JFK: Oh, God. I hate unresolved mysteries.

BJ: Next time.

JFK: How do you know there’ll be a next time?

BJ (laughing): I know what kind of interest I’m capable of sustaining.

JFK: You’re good, Barb. You’re damn good.

BJ: I want to see if it’s possible to know a man in one hour, once-a-month increments.

JFK: You’ll never make an untoward demand of me, will you?

BJ: No. I will not.

JFK: God bless you.

BJ: Do you believe in God?

JFK: Only for public appearances. Now, ask me a question.

BJ: Do you have somebody who finds women for you?

JFK (laughing): Not really. Kemper Boyd’s probably the closest thing, but he makes me a tad uncomfortable, so I haven’t really used him since the Inauguration.

BJ: Who’s Kemper Boyd?

JFK: He’s a Justice Department lawyer. You’d like him. He’s wildly good-looking and rather dangerous.

BJ: Are you jealous of him? Is that why he makes you uncomfortable?

JFK: He makes me uncomfortable because his one great regret is that he’s not a Kennedy, which is quite a tough regret to respect. He’s been dealing with some of those lowlife exiles for Bobby’s Study Group, and I think in some ways he’s no better than they are. He just went to Yale Law School, latched onto me and proved himself useful.

BJ: Pimps ingratiate themselves with authority. God, look at Peter.

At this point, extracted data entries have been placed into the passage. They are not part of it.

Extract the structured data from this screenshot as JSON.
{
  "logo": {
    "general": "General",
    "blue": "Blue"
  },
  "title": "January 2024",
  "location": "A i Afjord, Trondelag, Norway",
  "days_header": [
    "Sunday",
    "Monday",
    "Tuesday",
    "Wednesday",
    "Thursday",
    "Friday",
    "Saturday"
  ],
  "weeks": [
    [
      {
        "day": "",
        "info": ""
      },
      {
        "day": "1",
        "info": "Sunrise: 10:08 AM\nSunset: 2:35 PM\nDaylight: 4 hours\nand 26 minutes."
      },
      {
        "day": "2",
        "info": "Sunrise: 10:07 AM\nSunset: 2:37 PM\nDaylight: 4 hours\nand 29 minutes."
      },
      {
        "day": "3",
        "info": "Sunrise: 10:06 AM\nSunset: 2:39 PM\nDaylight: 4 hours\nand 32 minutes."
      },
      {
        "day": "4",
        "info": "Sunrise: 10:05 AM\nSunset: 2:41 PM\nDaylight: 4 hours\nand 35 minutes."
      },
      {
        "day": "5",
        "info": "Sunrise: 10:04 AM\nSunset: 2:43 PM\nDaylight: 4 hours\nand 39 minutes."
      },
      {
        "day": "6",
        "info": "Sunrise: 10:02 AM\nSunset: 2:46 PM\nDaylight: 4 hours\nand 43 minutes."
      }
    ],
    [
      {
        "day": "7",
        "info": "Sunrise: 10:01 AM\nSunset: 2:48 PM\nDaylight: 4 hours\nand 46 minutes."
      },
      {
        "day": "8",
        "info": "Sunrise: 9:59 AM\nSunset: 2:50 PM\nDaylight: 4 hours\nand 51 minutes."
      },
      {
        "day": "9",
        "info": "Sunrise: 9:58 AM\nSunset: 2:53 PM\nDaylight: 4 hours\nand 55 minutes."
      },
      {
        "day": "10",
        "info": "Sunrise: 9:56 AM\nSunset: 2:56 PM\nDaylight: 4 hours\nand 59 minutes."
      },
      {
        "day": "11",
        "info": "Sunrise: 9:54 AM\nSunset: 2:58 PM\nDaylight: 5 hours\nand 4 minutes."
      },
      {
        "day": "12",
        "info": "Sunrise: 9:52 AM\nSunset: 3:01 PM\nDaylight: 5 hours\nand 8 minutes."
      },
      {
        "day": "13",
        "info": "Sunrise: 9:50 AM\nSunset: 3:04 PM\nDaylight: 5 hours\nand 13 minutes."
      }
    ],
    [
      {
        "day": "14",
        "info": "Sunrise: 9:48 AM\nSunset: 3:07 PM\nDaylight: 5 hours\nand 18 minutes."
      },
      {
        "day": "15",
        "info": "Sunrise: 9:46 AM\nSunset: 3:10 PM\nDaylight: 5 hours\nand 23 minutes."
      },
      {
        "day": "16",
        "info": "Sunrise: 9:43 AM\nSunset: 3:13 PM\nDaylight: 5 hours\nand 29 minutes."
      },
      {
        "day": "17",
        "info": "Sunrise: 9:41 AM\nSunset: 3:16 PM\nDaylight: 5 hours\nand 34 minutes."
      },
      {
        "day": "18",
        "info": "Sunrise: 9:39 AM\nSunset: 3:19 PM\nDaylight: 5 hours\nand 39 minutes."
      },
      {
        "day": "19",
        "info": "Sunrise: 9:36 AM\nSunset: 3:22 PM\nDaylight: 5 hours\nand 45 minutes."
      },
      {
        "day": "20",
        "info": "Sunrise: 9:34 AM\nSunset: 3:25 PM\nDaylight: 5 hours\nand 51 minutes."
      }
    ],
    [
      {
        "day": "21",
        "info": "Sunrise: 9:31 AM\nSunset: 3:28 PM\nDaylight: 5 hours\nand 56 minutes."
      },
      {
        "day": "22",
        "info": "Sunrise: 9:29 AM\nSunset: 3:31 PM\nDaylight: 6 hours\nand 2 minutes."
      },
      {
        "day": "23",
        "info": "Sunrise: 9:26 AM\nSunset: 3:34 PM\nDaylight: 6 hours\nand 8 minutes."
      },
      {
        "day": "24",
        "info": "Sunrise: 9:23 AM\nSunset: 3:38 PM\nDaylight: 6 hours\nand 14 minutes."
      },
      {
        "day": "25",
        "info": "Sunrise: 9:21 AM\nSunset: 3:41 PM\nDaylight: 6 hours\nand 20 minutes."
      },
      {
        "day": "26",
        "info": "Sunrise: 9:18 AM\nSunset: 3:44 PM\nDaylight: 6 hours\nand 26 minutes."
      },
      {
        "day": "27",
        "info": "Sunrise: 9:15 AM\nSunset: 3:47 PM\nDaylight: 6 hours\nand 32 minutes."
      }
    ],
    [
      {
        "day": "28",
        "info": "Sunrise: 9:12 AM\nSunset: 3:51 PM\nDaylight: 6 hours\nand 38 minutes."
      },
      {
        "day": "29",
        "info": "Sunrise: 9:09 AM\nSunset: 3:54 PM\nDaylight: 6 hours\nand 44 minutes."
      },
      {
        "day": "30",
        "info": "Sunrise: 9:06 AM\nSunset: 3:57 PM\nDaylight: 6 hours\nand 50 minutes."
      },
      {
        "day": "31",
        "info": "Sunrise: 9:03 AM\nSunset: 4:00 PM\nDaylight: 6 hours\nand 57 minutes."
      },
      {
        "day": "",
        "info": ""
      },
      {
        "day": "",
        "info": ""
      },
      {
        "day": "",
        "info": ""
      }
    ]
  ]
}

JFK: Kemper’s no Peter Lawford, I’ll say that for him. Peter’s got no soul to sell, and Kemper sold his at a pretty steep price and didn’t even know it.

BJ: How so?

JFK: I can’t go into details, but he threw over the woman he was engaged to to curry favor with me and my family. You see, he came from money, but his father lost it all and killed himself. He’s living out some unsavory fantasy with me, and once you recognize it, the man becomes hard to take.

BJ: Let’s talk about something else.

JFK: How about Tunnel City, Wisconsin, in 1948?

BJ: To be continued.

JFK: Shit.

BJ: I like cliffhangers.

JFK: I don’t. I hated movie serials when I was a boy.

BJ: You should install a wall clock here. That way, you won’t have to sneak looks at your watch.

JFK: You’re droll. Hand me my trousers, would you?

BJ: Here.

Single door slam deactivates mike. Transcript close: 6:33 p.m., April 8, 1962.